Fig. 2: SIDISH identifies malignant high-risk cell population and prognostic biomarkers in PDAC.

a UMAP clustering of major cell types, including two subtypes of ductal cells (ductal cell types 1 and 2), fibroblasts, T cells, acinar cells, B cells, stellate cells, endothelial cells, macrophages, and endocrine cells. b UMAP visualization of 3623 high-risk cells identified by SIDISH is shown in red, while the 38,363 background cells are depicted in gray. c Bar plot showing the distribution of high-risk cells across identified cell types. Type 2 ductal cells comprise the largest proportion of high-risk cells (55.8%), followed by type 1 ductal cells (16.4%), fibroblasts (7.9%), and T cells (5.9%). d Bar plot comparing the distribution of high-risk cells between tumor-only samples and combined tumor-control samples. e Volcano plot of differential gene expression analysis between high-risk and background cells. Upregulated genes are marked in pink, while downregulated genes are shown in blue.

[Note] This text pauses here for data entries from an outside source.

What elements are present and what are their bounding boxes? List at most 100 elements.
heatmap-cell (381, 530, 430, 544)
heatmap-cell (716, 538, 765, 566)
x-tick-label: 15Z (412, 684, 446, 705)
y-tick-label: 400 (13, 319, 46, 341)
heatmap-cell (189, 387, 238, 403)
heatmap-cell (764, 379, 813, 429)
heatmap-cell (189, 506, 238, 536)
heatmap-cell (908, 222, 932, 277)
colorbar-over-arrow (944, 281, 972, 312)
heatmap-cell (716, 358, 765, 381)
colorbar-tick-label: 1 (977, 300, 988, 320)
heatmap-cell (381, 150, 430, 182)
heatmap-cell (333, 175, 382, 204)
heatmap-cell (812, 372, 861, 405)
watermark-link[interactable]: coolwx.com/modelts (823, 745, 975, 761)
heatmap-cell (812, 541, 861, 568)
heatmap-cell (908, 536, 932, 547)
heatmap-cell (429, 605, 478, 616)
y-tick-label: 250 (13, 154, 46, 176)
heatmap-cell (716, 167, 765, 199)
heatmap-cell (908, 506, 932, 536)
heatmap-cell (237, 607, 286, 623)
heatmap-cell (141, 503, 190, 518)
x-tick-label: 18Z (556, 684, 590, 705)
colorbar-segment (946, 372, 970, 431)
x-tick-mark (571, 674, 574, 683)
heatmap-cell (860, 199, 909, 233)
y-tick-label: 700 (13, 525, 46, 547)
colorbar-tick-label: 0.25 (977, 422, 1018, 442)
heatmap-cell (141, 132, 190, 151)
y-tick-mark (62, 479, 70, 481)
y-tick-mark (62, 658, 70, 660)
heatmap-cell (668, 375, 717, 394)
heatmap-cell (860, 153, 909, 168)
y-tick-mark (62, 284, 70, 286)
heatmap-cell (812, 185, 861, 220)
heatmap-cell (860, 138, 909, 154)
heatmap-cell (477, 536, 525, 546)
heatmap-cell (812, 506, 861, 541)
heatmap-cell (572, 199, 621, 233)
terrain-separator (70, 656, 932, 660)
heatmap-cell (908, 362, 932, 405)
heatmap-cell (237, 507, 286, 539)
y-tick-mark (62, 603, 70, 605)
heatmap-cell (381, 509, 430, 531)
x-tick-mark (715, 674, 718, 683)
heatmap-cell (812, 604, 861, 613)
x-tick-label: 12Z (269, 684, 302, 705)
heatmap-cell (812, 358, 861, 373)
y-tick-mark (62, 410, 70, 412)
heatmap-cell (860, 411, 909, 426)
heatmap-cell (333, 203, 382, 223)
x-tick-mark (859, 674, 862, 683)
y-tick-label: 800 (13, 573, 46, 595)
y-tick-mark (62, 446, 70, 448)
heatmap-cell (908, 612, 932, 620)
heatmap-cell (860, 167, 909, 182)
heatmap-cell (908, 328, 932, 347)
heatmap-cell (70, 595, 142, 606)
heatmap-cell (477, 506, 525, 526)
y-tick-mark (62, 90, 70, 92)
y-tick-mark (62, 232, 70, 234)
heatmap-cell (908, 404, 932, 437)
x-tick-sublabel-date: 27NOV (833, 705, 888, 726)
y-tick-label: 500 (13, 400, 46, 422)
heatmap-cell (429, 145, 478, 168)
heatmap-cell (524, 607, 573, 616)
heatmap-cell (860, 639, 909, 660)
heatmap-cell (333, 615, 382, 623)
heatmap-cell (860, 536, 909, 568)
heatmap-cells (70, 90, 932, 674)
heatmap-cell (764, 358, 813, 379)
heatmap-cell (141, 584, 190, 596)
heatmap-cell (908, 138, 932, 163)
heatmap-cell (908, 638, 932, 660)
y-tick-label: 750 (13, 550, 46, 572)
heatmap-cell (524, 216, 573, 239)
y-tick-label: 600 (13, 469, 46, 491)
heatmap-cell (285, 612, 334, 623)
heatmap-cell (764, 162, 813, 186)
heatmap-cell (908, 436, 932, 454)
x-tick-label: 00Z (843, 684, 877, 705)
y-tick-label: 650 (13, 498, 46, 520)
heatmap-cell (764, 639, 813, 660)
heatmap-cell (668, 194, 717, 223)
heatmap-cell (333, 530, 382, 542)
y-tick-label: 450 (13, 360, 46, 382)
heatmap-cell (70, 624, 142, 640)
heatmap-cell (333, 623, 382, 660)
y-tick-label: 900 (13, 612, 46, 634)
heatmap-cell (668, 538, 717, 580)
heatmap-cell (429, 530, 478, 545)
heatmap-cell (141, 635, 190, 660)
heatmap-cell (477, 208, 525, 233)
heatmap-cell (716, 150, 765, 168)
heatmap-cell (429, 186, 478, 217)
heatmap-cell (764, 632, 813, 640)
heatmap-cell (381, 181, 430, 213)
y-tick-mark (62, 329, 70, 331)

Adjusted P values were calculated using a two-tailed Wilcoxon rank-sum test. f Violin plots comparing the expression levels of key upregulated genes between high-risk and background cells, with the middle bar indicating the median expression for each cell subpopulation. P values comparing the expression levels between both cell groups were calculated using a two-tailed Wilcoxon rank-sum test. g Functional enrichment bar plots. The SIDISH-derived marker genes are enriched in biological processes and pathways related to PDAC progression and poor survival. These genes also show a strong association with PDAC-related disease terms. h, i Kaplan–Meier survival curves for two independent bulk validation datasets: GSE224564 (h) and GSE85916 (i). High-risk patients shown in pink show clear stratification from background patients shown in gray (P = 6.67 × 10⁻¹⁶ and P = 9.60 × 10⁻¹⁹, respectively), validating the clinical relevance of SIDISH-derived marker genes. P values were calculated using the two-tailed log-rank-sum test to compare survival curves between high-risk and background patient groups.